Gleichzeitig üben wir im Namen unserer Banken in Europa über unsere eigentlich vertraglich souverän verbundenen Partner nicht demokratisch legitimiert die Herrschaft eines absoluten Fürsten aus.

Die Lage scheint so bedrohlich wie verworren.

Gilt in Deutschland deutsches Recht oder gibt es weder diesen Staat als Souverän, noch seine Verfassung und was hat das für Folgen?

Wo leben wir eigentlich sonst?

Die Frage nach der Geltung des Rechts stellt sich in Zusammenhang mit der Behauptung der Bundeskanzlerin, dem sei so und dem andererseits  weiter geltenden Besatzungsrecht der früheren Alliierten, das vielfach gegen deutsches Recht verstößt.

Unstrittig werden mit der erlaubten Spionage Grundrechte verletzt, die das Abhören von Telefonaten oder das Öffnen von Post unter einen engen Erlaubnisvorbehalt stellen.

Sofern ein Staat die Gültigkeit seiner Verfassung oder der Rechte seiner Bürger nicht durchsetzen kann, ist er entweder nicht demokratisch oder nicht souverän, wobei auch beides zusammen möglich wäre.

Wo er sich nicht einmal darum bemüht, sondern in einer willkürlichen Reihung der grundsätzlich gleichrangigen Grundrechte versucht der nur optionalen Sicherheit, die nie wirklich gewährt werden kann, den Vorrang zu geben vor der Freiheit oder anderen Schutzrechten des Individuums, haben wir bereits die potenzierte Inkompetenz, die im postdemokratischen Staat ihre verlogene Realität findet.

Staaten behaupten nur noch ihre Legitimation als Ausführungsorgane der auf Zeit vom Bürger geliehenen Macht.
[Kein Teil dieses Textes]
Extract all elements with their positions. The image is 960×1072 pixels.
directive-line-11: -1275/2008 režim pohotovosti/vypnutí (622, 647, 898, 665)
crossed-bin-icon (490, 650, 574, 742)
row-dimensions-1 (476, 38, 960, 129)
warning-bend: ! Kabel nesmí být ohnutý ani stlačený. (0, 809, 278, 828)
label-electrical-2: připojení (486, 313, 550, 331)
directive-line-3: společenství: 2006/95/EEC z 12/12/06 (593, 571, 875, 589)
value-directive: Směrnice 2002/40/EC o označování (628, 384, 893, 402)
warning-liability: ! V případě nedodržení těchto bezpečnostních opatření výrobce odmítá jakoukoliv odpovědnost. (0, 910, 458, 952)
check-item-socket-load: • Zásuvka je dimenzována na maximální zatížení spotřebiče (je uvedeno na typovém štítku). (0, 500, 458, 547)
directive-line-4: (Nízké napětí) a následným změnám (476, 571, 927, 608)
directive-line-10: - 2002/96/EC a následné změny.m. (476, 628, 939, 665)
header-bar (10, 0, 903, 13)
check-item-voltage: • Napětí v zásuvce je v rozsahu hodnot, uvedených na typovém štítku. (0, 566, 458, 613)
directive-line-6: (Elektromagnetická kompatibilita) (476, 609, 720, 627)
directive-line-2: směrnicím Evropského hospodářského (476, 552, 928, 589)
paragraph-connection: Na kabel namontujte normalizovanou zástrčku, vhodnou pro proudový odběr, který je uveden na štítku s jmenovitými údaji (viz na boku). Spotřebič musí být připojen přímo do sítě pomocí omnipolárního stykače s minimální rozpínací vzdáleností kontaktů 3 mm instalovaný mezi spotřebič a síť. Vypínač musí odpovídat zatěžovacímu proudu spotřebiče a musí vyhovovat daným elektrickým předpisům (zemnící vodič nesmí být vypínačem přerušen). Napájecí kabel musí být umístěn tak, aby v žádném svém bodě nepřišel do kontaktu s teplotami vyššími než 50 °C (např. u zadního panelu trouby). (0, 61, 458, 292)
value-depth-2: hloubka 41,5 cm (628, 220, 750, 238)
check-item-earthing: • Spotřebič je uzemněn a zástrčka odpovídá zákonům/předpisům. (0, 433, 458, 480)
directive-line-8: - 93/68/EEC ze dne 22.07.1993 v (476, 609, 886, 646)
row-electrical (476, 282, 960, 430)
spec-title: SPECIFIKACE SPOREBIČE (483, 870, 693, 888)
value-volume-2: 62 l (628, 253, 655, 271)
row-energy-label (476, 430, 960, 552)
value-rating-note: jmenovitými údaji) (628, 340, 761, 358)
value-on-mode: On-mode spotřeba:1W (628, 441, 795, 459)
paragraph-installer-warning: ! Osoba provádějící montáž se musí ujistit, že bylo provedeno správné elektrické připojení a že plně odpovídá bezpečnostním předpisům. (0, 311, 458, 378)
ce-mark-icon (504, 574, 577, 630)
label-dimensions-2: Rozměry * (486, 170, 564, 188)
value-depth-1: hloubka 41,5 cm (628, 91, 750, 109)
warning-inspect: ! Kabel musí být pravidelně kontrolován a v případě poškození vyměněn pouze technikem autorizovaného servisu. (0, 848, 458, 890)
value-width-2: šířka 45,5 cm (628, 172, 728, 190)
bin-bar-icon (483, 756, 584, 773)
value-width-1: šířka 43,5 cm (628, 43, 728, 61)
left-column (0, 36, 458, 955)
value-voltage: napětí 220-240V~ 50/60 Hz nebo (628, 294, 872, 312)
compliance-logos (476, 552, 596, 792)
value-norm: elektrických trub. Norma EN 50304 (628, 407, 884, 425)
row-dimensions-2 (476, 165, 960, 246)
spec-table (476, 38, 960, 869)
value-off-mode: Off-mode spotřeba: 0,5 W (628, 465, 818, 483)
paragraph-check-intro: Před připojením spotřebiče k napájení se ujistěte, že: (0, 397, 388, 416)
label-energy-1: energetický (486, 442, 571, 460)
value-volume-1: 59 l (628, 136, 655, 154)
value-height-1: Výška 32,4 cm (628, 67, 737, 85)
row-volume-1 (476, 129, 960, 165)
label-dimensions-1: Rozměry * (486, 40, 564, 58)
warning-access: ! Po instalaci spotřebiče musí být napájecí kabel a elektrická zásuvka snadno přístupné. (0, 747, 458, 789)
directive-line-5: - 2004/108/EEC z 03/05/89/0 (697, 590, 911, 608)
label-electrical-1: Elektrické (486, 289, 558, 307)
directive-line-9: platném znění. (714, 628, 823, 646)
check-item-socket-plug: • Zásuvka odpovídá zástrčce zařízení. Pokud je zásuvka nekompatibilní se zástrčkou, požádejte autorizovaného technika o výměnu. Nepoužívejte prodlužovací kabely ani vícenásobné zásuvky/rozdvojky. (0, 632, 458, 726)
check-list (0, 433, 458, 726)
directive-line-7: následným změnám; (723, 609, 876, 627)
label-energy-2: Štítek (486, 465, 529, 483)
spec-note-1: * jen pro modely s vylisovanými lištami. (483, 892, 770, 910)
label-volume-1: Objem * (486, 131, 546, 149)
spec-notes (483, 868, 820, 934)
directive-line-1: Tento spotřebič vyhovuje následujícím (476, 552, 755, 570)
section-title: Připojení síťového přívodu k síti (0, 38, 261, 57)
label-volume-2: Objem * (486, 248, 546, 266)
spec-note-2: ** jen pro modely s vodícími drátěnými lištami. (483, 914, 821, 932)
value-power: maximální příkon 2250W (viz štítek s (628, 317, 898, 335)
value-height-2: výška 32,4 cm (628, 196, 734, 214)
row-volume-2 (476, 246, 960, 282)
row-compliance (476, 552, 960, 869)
Real sind sie die Macht und tun alles selbige weder zu teilen, noch dem Souverän die Entscheidung über seine Interesse zu überlassen. Sie regieren dann aus und mit Notwendigkeiten, die alles legitimieren und jegliche vorher für höherrangig oder unverrückbar gehaltenen Rechte einfach im normativen Zwang des Faktischen ersticken.

Dies alles spräche nun zwar gegen die verfassungsmäßig gebotene Demokratie und stellt damit die Legitimation der so handelnden Politik infrage, die nur noch im eigenen Auftrag handelt und nicht mehr in pflichtgemäßer Erfüllung der vom Souverän übertragenen Aufgaben, aber es stellte noch nicht die Souveränität des Landes infrage.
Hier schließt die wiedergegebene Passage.